One of the greatest challenges is being more than just a license. Batman’s Arkham series showed us it’s possible, but most games fall apart due to hype. This is the core issue with Marvel’s Spider-Man. With a proven developer, solid graphics and impressive gameplay, it’s hard not to be excited. However, even though Spider-Man has these things going for it, will it achieve everything fans are hoping for or will it go down as the biggest flop of the year?
Spider-Man starts by making the wise decision to start eight years after Peter learns about his power and ultimately becomes Spider-Man. This allows the story to focus on important things, leaving players with about two main plots and three subplots. That being said, Insomniac Games does a fantastic job of addressing issues commonly seen prequels.

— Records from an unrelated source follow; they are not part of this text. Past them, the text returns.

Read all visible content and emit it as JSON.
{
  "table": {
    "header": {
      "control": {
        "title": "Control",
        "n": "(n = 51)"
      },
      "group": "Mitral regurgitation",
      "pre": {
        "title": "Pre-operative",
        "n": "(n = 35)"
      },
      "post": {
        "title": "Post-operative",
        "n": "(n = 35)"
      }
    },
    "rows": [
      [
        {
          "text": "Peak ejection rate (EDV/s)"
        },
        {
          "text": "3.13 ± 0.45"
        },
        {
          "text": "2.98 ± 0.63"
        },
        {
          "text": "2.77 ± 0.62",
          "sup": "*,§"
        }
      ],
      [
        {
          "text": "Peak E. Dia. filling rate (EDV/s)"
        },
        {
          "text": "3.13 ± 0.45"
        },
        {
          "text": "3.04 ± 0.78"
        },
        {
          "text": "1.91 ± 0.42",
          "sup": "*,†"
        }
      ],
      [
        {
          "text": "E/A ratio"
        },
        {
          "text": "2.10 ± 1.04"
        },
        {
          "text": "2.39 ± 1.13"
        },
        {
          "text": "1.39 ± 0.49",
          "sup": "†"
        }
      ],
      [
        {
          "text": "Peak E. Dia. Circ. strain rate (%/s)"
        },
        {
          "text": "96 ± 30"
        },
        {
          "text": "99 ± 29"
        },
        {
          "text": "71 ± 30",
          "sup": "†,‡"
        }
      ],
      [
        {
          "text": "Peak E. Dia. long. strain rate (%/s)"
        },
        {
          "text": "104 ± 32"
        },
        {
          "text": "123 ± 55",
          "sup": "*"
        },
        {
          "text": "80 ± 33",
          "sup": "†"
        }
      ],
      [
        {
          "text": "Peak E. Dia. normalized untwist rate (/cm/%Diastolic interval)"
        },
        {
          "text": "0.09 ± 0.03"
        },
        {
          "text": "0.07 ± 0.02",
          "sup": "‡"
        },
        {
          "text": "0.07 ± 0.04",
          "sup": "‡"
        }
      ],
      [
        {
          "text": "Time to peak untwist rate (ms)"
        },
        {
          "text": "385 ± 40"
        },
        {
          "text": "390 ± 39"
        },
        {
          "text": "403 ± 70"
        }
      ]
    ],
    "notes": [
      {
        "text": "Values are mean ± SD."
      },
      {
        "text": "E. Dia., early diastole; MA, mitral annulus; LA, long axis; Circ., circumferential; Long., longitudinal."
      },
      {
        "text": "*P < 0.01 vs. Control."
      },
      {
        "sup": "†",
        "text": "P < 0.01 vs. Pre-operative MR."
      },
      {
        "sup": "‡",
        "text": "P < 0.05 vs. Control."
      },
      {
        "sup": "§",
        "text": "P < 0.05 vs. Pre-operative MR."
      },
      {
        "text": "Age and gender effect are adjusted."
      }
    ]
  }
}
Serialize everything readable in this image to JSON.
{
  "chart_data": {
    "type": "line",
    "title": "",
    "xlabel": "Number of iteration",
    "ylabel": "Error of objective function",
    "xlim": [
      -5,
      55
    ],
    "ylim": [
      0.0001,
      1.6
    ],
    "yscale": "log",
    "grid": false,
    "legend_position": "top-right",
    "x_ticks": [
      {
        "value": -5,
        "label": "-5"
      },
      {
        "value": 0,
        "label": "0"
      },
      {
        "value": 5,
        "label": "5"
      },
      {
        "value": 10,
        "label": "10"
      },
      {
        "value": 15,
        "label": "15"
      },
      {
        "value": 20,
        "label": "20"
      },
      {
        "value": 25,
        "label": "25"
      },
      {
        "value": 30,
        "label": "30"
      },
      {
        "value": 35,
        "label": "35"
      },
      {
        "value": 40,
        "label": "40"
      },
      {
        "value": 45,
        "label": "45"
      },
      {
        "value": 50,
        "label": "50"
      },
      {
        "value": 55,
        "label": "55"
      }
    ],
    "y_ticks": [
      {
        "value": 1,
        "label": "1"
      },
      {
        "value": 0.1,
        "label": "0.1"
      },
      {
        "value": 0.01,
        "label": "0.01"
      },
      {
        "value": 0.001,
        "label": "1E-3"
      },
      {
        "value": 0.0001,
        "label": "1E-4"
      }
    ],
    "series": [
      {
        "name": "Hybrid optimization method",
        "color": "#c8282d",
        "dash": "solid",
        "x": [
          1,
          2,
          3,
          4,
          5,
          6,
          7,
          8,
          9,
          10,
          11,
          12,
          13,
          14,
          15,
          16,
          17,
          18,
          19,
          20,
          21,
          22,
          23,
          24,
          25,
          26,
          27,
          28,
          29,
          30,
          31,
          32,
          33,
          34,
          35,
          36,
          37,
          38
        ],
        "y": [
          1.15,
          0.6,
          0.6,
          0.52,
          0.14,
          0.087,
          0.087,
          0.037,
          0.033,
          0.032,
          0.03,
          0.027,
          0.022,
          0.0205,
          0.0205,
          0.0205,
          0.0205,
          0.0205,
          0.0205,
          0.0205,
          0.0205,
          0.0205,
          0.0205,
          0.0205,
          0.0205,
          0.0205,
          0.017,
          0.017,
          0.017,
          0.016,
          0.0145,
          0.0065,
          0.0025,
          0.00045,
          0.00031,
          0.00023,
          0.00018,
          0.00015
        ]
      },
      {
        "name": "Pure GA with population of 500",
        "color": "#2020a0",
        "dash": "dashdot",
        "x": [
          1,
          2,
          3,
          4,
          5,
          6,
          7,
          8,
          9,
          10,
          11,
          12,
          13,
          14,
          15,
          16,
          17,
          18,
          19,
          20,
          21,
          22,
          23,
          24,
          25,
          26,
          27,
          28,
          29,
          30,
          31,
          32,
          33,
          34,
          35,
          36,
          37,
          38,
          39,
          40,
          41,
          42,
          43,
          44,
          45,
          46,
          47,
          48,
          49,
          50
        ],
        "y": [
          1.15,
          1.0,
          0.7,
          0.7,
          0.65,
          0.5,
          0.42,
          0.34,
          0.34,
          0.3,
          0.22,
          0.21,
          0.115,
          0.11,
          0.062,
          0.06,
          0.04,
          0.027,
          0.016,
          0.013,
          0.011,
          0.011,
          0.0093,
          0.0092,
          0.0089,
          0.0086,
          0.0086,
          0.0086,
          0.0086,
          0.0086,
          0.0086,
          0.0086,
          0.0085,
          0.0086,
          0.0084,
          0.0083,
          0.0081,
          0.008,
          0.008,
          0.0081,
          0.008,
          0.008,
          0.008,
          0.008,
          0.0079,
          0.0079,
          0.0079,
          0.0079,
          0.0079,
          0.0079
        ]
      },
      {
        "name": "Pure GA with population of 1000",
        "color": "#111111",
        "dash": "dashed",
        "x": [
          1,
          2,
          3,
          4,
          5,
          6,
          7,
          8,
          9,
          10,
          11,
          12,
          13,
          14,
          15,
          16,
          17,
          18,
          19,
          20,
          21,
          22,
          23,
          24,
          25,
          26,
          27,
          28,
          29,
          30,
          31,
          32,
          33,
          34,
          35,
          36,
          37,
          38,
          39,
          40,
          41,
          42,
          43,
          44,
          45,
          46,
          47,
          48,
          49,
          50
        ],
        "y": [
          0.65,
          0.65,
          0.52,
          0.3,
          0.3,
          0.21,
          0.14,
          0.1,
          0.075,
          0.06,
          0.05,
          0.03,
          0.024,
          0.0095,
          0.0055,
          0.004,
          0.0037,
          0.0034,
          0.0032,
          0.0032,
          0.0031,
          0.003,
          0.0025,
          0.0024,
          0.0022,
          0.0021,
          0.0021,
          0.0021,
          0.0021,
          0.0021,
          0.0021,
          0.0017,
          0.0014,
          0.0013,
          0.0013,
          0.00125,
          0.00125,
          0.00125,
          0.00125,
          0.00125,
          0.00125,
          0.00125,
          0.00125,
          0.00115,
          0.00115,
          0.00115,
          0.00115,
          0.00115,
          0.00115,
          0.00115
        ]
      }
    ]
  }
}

Since players already know where these stories will inevitably lead, there is no need for exposition and they can slowly work their way there. This, unfortunately, makes the story bottom heavy, but the eventual payoff is more than worth the wait.
In addition to having a fantastic story, Spider-Man manages to capture what it means to be Web Slinger himself. First and foremost, Spider-Man has a fantastic array of moves that makes even the simplest actions look impressive. Instead of simply dodging to a side or jumping back, Spider-Man will leap over or under an aggressor or if you dodge at the right time, something you can tell by the spectacular use of spider-sense, launch a counterattack web to disorient them.
Over time Spider-Man will gain the ability to grab weapons, throw, launch and use a wide array of web based attacks. What stands out isn’t his ability to fight, as much as the importance of finishing enemies without beating them up. Surprisingly, the best way to beat foes is to either web them and then throw them at an object or do so immediately after. Those looking for a bit more flash can use well placed attacks to quickly defeat foes.
Traps can defeat two foes if placed correctly and I’ve defeated a whole room of enemies by shooting a bomb in the middle and using the air blast to shoot them at a wall. These clever mechanics make the experience so much more than an endless stream of melee attacks and dodges.
Best of all, certain enemies counter specific tactics, forcing players to think outside the box. For instance, large enemies are hard to beat up, so I would cover them in web and then throw them at a wall. If I missed, simply shoot them with another web and that should defeat them. With flying, shields, melee and all kinds of ranged weapons, you’ll need a wide array of tactics to survive.
Outside of combat is a large world to explore. This is best done through web-slinging, which is remarkably intuitive and well thought out. Players can either choose to release or allow it to do it automatically, with your trajectory changing based off where your web lands. So if you hit a building on the far right, you’ll have to deal with the physics associated with your web being there. In addition to swinging, Spider-Man can also launch himself, allowing players to maintain momentum, height or just control things. To further this, any spot with a white circle can be launched to, with the ability to immediately leap off of, leading to one of the most fluid and delightful experiences you could expect.
Throughout the city there is also a wide array of things to find. These range from pigeons to black cats, forcing players to accomplish a variety of challenges. Black cats ask players to find the location Black Cat just hit, pigeons are races, research labs utilize different mechanics to better the world and Taskmaster has plenty of challenges to force you to get better. All these items are, for better or worst, located on the map, so the only issue is figuring out how to do them.
Your reward for completing these tasks are tokens, which can be redeemed for enhanced web attacks, new costumes and costume abilities. Web attacks range from new moves to simply adding another charge before running out. It makes it easier to survive or dominate foes, without changing much. Costumes have unique abilities, which become customizable after unlocking, with a good number of designs. As for costume abilities, these will enhance a number of mechanics, ranging from less damage from bullets to more focus energy. Having the right build is essential to making it out alive.
Part of what makes Spider-Man such a thrilling experience is the cinematic feel. Players don’t simply stop a car, they jump on it, perform a QTE and then have to stop it. Similar things can be said for a wide variety of things, all of which look stunning. From blasts to the actual design of the city, it’s clear a lot of thought went into the world and it makes for an experience well worth exploring. Even small aspects, such as webs or landmarks, look detailed enough to be wowed.
Marvel’s Spider-Man isn’t perfect, but that doesn’t stop it from being a fantastic experience. The story takes a while to get going but the end is more than worth the wait. Add in a fun, fluid and flashy combat system and it makes for a delightful journey. Sure, at times it drags, like during the forced stealth sections, but these are not enough to ruin the experience. Between all these things, fantastic graphics, a good selection of costumes and more, I can not suggest Marvel’s Spider-Man enough. Even if you’re like me and not the biggest Spider-Man fan, it’s a good enough experience to make it worth your time.
[Editor’s Note: Marvel’s Spider-Man was reviewed on PS4 platform. The game was provided to us by the publisher for review purposes.]